As soon as his wife was confined he was banished again to the mbure-ni-sa for the entire suckling period, which lasted
from two to three years. During the whole of this time, unless he had more than one wife, he was obliged to live a life of celibacy.
In the above description I am, of course, speaking of the ordinary middle-class Fijian. The higher chiefs, having several wives, provided a separate house for the confinement, and never saw the mbure-ni-sa again after their marriage. Men of the lowest rank had generally no wives at all.
The mbure-ni-sa thus served a double purpose. The girls of the tribe sleeping with their parents, and the young men being practically incarcerated every night under the eyes of their elders, there was little opportunity for immorality before marriage.
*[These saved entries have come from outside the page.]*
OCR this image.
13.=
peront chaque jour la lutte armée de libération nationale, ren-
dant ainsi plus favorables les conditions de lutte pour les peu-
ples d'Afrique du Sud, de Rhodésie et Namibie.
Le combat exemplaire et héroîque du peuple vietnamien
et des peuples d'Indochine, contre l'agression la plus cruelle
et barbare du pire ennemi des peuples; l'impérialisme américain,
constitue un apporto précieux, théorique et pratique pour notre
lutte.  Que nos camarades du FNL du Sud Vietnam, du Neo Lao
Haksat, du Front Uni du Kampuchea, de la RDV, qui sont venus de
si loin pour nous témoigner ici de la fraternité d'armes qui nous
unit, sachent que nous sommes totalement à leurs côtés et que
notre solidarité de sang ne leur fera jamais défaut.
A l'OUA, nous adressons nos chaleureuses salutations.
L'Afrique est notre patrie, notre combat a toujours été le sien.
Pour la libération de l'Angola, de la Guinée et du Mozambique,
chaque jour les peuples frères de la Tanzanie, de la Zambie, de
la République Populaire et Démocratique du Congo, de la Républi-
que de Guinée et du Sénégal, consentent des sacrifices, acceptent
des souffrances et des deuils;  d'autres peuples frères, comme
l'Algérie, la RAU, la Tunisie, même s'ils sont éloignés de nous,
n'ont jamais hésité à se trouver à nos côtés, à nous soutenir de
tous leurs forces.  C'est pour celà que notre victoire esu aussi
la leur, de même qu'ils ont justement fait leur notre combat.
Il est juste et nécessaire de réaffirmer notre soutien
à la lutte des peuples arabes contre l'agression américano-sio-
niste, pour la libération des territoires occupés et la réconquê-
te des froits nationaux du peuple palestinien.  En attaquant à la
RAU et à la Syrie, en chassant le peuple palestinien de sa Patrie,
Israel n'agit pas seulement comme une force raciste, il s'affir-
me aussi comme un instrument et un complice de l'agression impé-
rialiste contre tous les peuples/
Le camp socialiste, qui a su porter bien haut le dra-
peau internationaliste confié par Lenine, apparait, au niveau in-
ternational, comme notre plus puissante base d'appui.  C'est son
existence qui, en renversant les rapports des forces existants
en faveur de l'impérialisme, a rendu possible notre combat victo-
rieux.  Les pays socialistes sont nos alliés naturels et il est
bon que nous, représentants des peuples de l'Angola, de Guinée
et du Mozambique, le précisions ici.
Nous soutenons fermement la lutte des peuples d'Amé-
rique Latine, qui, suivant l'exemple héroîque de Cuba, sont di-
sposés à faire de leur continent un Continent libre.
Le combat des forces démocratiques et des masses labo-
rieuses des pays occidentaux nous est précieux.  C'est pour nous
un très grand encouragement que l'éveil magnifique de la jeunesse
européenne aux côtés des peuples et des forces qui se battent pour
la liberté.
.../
With the duties of defence, of fighting, of providing food and of fishing, the young men had little time for philandering, and it is asserted by many of the elder natives that it was a rare thing for a girl to have lost her virtue before marriage. Such sexual immorality as took place was between the young men and the older married women.
But the chief value of the mbure-ni-sa undoubtedly lay in the separation of the parents of a child during the suckling period. Natives, when asked to account for the decrease in their numbers, have for years mentioned the breaking down of this custom of abstinence as the principal cause, asserting that cohabitation injures the quality of the mother's milk. Not understanding the true cause that lay behind this belief, Europeans, medical men as well as missionaries, have treated the opinion with contempt, without, however, shaking the natives' fixed belief. Within the last few years a missionary, the late Rev. J. P. Chapman, characterized this custom of abstinence as an "absurd and superstitious practice."
The Mbure-ni-sa (Club House).
The teaching of the missionaries, who believed that the only perfect social system was to be found in the English mode of family life, and the example of the Europeans settled in the group, have broken down the custom of the mbure-ni-sa in all parts of the islands, except the mountain districts of Vitilevu. The example of the native teachers, one of whom is to be found in every village, was in itself enough to discourage a custom which the men had long found irksome,
and the natives assert that a large number of infant deaths might have been prevented if public opinion still sufficed to keep the parents apart.